Half.com. I used to use dealoz.com, which is a site that searches for the cheapest price until I realized that half.com was always the cheapest. Used to use chegg.com also to rent em for cheap, but half.com has them cheaper most of the time, and you keep the book.
Good deal, I'm planning to resell them for a quarter of the price or even give it away to the next student. So they can avoid the local college bookstore used prices . Since my employer will reimburse me for up to 4k a year.
i'm sure, down the road, all textbooks will be available for e-readers. helluva lot better than lugging books all over campus.
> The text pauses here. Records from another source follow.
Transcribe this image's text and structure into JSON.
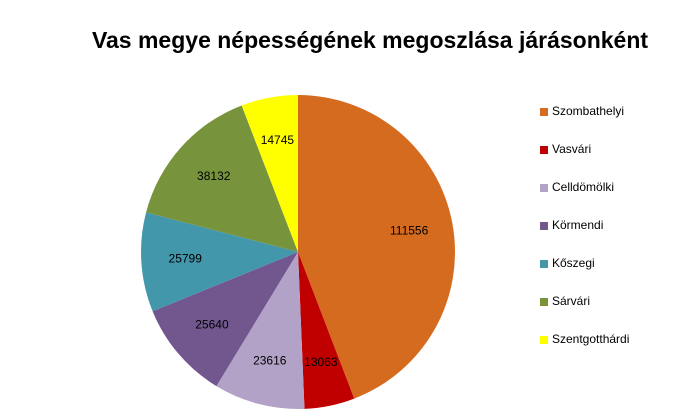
{
  "chart_data": {
    "type": "pie",
    "title": "Vas megye népességének megoszlása járásonként",
    "categories": [
      "Szombathelyi",
      "Vasvári",
      "Celldömölki",
      "Körmendi",
      "Kőszegi",
      "Sárvári",
      "Szentgotthárdi"
    ],
    "values": [
      111556,
      13063,
      23616,
      25640,
      25799,
      38132,
      14745
    ],
    "colors": [
      "#d46b1f",
      "#c00000",
      "#b3a2c7",
      "#72578f",
      "#4397ab",
      "#77933c",
      "#ffff00"
    ]
  }
}
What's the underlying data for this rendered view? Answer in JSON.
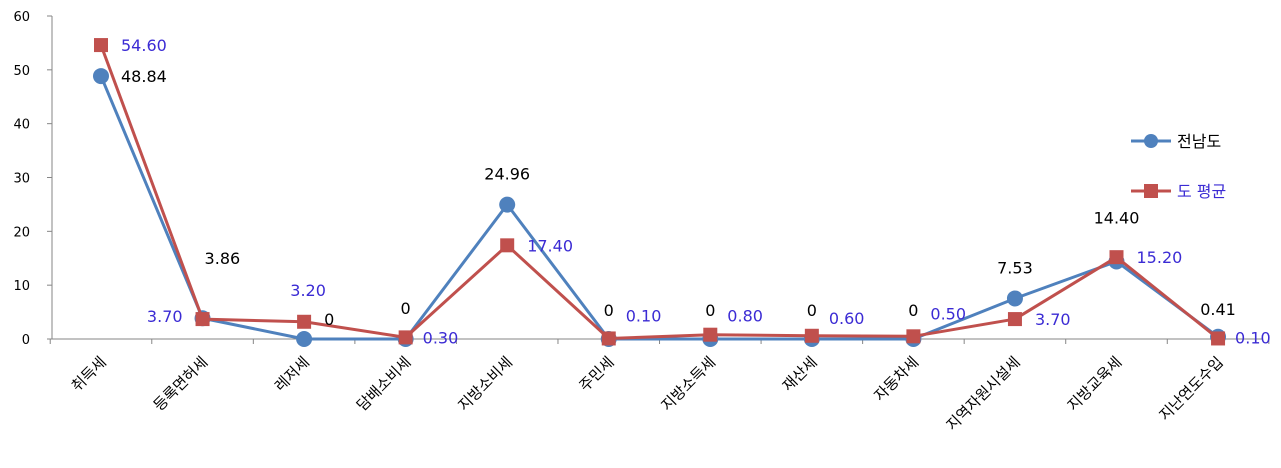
{
  "chart_data": {
    "type": "line",
    "categories": [
      "취득세",
      "등록면허세",
      "레저세",
      "담배소비세",
      "지방소비세",
      "주민세",
      "지방소득세",
      "재산세",
      "자동차세",
      "지역자원시설세",
      "지방교육세",
      "지난연도수입"
    ],
    "series": [
      {
        "name": "전남도",
        "color": "#4f81bd",
        "marker": "circle",
        "label_color": "#000000",
        "values": [
          48.84,
          3.86,
          0,
          0,
          24.96,
          0,
          0,
          0,
          0,
          7.53,
          14.4,
          0.41
        ],
        "labels": [
          "48.84",
          "3.86",
          "0",
          "0",
          "24.96",
          "0",
          "0",
          "0",
          "0",
          "7.53",
          "14.40",
          "0.41"
        ]
      },
      {
        "name": "도 평균",
        "color": "#c0504d",
        "marker": "square",
        "label_color": "#3b2bd4",
        "values": [
          54.6,
          3.7,
          3.2,
          0.3,
          17.4,
          0.1,
          0.8,
          0.6,
          0.5,
          3.7,
          15.2,
          0.1
        ],
        "labels": [
          "54.60",
          "3.70",
          "3.20",
          "0.30",
          "17.40",
          "0.10",
          "0.80",
          "0.60",
          "0.50",
          "3.70",
          "15.20",
          "0.10"
        ]
      }
    ],
    "y_ticks": [
      "0",
      "10",
      "20",
      "30",
      "40",
      "50",
      "60"
    ],
    "ylim": [
      0,
      60
    ],
    "xlabel": "",
    "ylabel": "",
    "title": "",
    "grid": false,
    "legend": "right"
  }
}
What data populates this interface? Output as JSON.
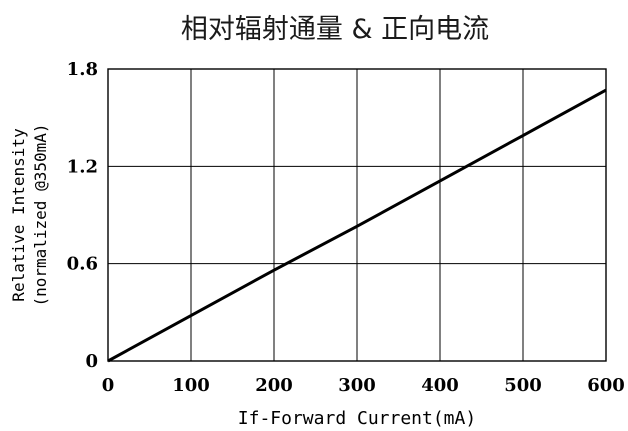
{
  "chart_data": {
    "type": "line",
    "title": "相对辐射通量 & 正向电流",
    "xlabel": "If-Forward Current(mA)",
    "ylabel": [
      "Relative Intensity",
      "(normalized @350mA)"
    ],
    "xlim": [
      0,
      600
    ],
    "ylim": [
      0,
      1.8
    ],
    "x_ticks": [
      0,
      100,
      200,
      300,
      400,
      500,
      600
    ],
    "x_tick_labels": [
      "0",
      "100",
      "200",
      "300",
      "400",
      "500",
      "600"
    ],
    "y_ticks": [
      0,
      0.6,
      1.2,
      1.8
    ],
    "y_tick_labels": [
      "0",
      "0.6",
      "1.2",
      "1.8"
    ],
    "grid": true,
    "series": [
      {
        "x": [
          0,
          100,
          200,
          300,
          400,
          500,
          600
        ],
        "values": [
          0,
          0.28,
          0.56,
          0.83,
          1.11,
          1.39,
          1.67
        ],
        "color": "#000000"
      }
    ]
  }
}
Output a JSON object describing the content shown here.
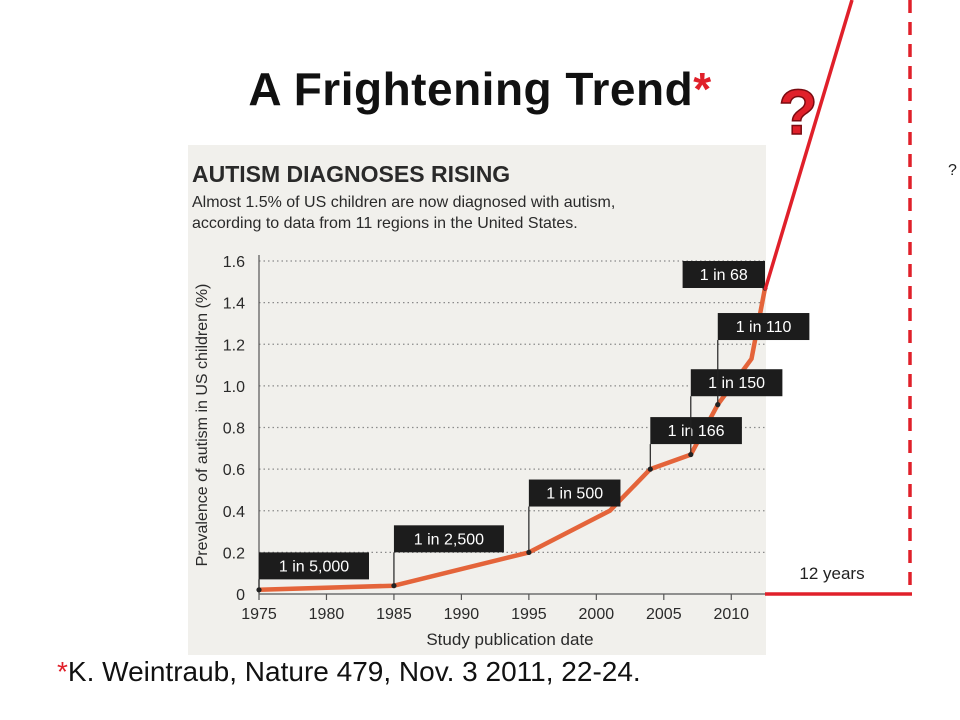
{
  "slide": {
    "title": "A Frightening Trend",
    "title_asterisk": "*",
    "question_mark": "?",
    "side_question_mark": "?",
    "years_label": "12 years",
    "citation_asterisk": "*",
    "citation": "K. Weintraub, Nature 479, Nov. 3 2011, 22-24.",
    "accent_color": "#e0202a"
  },
  "chart_data": {
    "type": "line",
    "title": "AUTISM DIAGNOSES RISING",
    "subtitle_lines": [
      "Almost 1.5% of US children are now diagnosed with autism,",
      "according to data from 11 regions in the United States."
    ],
    "xlabel": "Study publication date",
    "ylabel": "Prevalence of autism in US children (%)",
    "xlim": [
      1975,
      2012.5
    ],
    "ylim": [
      0,
      1.6
    ],
    "x_ticks": [
      1975,
      1980,
      1985,
      1990,
      1995,
      2000,
      2005,
      2010
    ],
    "y_ticks": [
      0,
      0.2,
      0.4,
      0.6,
      0.8,
      1.0,
      1.2,
      1.4,
      1.6
    ],
    "y_tick_labels": [
      "0",
      "0.2",
      "0.4",
      "0.6",
      "0.8",
      "1.0",
      "1.2",
      "1.4",
      "1.6"
    ],
    "grid": "horizontal dotted",
    "line_color": "#e4643a",
    "background": "#f1f0ec",
    "series": [
      {
        "x": [
          1975,
          1985,
          1995,
          2001,
          2004,
          2007,
          2009,
          2011.5,
          2012.5
        ],
        "y": [
          0.02,
          0.04,
          0.2,
          0.4,
          0.6,
          0.67,
          0.91,
          1.13,
          1.47
        ]
      }
    ],
    "annotations": [
      {
        "label": "1 in 5,000",
        "x": 1975,
        "y": 0.02,
        "box_y": 0.2
      },
      {
        "label": "1 in 2,500",
        "x": 1985,
        "y": 0.04,
        "box_y": 0.33
      },
      {
        "label": "1 in 500",
        "x": 1995,
        "y": 0.2,
        "box_y": 0.55
      },
      {
        "label": "1 in 166",
        "x": 2004,
        "y": 0.6,
        "box_y": 0.85
      },
      {
        "label": "1 in 150",
        "x": 2007,
        "y": 0.67,
        "box_y": 1.08
      },
      {
        "label": "1 in 110",
        "x": 2009,
        "y": 0.91,
        "box_y": 1.35
      },
      {
        "label": "1 in 68",
        "x": 2012.5,
        "y": 1.47,
        "box_y": 1.6
      }
    ]
  }
}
I used to buy the international versions of my college textbooks from www.abebooks.com. They are usually only in black and white, soft cover, and made from cheap paper, but they were exact copies. They were also half the price.
I remember I used to buy them through Barnes and Noble USED and then through Amazon USED. I saved a ton of money for myself and for Mrs. SwoLy during our college years. I used to try the local Half Price Books but now I don't need to. They had some, but not all. The new ones weren't there... they usually had old used ones. That would work if the new ones were on PDF and if you could take the PDF with you to class.
I got mine from here last semester: http://www.bookrenter.com/ You're just renting the book, not buying them, so it's much cheaper. The process is simple and I'd use them again.
How does Amazon know you're a College student to give you free prime? Just finished my free subscription and it was great; I don't want to drop 80 bones though.
This is true, as long as it is an actual digital copy and not a scanned copy. CourseSmart has a huge selection of these.